Are we obsessing about its rise when we should be worried about its fall?
For the last 40 years, Americans have lagged in recognizing the declining fortunes of their foreign rivals. In the 1970s they thought the Soviet Union was 10 feet tall — ascendant even though corruption and inefficiency were destroying the vital organs of a decaying communist regime. In the late 1980s, they feared that Japan was going to economically overtake the United States, yet the crony capitalism, speculative madness, and political corruption evident throughout the 1980s led to the collapse of the Japanese economy in 1991.
Could the same malady have struck Americans when it comes to China? The latest news from Beijing is indicative of Chinese weakness: a persistent slowdown of economic growth, a glut of unsold goods, rising bad bank loans, a bursting real estate bubble, and a vicious power struggle at the top, coupled with unending political scandals. Many factors that have powered China’s rise, such as the demographic dividend, disregard for the environment, supercheap labor, and virtually unlimited access to external markets, are either receding or disappearing.
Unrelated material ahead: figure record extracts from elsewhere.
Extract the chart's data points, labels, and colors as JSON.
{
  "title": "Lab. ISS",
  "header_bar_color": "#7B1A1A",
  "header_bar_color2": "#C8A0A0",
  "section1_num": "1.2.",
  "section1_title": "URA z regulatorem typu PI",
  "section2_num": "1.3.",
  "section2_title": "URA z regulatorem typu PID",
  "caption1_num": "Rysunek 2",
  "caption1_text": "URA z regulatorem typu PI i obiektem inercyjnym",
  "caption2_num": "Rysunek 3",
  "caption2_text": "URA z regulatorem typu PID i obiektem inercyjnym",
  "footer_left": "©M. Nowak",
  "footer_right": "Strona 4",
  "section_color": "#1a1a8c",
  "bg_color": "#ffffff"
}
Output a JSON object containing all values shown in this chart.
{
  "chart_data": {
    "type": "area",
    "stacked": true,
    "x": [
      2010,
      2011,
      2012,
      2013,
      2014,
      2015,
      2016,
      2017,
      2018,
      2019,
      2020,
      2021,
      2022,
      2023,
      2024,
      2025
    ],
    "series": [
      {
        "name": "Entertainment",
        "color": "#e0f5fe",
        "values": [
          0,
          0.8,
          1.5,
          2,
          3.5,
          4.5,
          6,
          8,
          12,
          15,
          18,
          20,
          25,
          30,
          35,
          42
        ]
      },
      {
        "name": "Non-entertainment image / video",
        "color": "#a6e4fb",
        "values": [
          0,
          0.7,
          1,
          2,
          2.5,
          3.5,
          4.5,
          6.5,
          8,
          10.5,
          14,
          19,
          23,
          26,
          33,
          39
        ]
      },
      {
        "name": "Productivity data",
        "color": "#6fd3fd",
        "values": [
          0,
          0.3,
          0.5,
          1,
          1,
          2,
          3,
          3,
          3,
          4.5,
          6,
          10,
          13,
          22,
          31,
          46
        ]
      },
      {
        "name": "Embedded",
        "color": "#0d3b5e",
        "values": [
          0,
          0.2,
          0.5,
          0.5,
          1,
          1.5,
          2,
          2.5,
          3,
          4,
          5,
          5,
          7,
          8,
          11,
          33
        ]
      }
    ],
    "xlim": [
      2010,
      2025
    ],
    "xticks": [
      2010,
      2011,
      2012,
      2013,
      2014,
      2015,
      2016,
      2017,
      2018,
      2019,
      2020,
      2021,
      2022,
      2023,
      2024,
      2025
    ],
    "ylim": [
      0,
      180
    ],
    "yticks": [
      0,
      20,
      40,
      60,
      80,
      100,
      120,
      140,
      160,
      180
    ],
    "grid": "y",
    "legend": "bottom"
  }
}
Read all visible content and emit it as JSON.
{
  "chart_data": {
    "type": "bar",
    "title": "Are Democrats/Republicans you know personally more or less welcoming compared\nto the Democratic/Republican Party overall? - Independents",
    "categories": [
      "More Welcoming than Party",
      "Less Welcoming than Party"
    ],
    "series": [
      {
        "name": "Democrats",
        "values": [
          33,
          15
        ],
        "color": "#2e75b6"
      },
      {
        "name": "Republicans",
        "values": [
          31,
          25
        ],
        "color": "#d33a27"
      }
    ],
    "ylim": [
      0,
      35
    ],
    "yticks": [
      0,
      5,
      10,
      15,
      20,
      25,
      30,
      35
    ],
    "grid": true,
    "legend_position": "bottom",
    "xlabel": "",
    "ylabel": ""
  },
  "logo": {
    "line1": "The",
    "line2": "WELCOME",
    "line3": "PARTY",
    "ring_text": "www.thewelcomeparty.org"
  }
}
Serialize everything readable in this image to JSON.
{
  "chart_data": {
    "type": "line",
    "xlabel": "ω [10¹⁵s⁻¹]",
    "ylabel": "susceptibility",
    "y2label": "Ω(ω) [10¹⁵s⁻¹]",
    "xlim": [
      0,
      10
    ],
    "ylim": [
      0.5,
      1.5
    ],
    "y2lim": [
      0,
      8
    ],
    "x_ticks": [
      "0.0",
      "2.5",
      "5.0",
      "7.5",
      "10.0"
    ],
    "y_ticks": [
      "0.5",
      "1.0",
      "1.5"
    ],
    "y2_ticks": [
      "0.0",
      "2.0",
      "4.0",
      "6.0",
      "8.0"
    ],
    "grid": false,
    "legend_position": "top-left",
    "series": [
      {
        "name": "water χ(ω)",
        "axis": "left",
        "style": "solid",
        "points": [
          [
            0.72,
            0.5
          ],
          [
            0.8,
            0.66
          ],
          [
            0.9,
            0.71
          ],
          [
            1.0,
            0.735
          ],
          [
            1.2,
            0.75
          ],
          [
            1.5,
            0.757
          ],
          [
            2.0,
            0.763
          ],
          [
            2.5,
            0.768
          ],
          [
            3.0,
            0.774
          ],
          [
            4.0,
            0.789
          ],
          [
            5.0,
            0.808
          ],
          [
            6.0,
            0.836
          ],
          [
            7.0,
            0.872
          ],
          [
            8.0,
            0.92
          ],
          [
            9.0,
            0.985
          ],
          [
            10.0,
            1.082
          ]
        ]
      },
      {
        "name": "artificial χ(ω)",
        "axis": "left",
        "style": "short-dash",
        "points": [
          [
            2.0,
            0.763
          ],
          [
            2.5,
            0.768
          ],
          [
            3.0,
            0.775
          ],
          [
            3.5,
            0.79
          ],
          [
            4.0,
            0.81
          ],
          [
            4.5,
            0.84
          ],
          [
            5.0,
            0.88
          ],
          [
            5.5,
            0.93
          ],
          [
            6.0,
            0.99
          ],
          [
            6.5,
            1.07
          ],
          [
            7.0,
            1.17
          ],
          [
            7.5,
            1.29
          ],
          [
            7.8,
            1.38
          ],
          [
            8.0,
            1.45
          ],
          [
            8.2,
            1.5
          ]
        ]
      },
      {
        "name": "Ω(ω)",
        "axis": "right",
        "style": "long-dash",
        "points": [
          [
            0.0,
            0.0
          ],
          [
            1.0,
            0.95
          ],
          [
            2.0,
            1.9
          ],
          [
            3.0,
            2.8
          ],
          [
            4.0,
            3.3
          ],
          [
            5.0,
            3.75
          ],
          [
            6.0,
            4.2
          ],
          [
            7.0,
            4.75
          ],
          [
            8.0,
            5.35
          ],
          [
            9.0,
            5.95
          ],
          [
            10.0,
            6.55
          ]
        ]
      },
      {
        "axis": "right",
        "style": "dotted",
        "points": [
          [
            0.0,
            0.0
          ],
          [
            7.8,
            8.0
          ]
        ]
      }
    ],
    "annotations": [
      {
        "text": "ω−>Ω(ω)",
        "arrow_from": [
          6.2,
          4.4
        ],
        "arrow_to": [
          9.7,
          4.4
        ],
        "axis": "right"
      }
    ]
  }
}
Everything You Think You Know About China Is Wrong – By Minxin Pei | Foreign Policy
The seeds of destruction are sown during the good times. Any society heavily focused on growth and stability will surely crash. Bad thinking, bad decisions and corruption will all grow exceedingly great during the good times in these societies. Then a crash will come.
You want a messy society with lots of small economic recessions to burn out the problems on a regular basis. Think of these small recessions as democratic elections. You want lots of elections to keep things on track. Suppressing elections will lead to revolutions – the big collapse. Suppressing recessions leads to – the big collapse.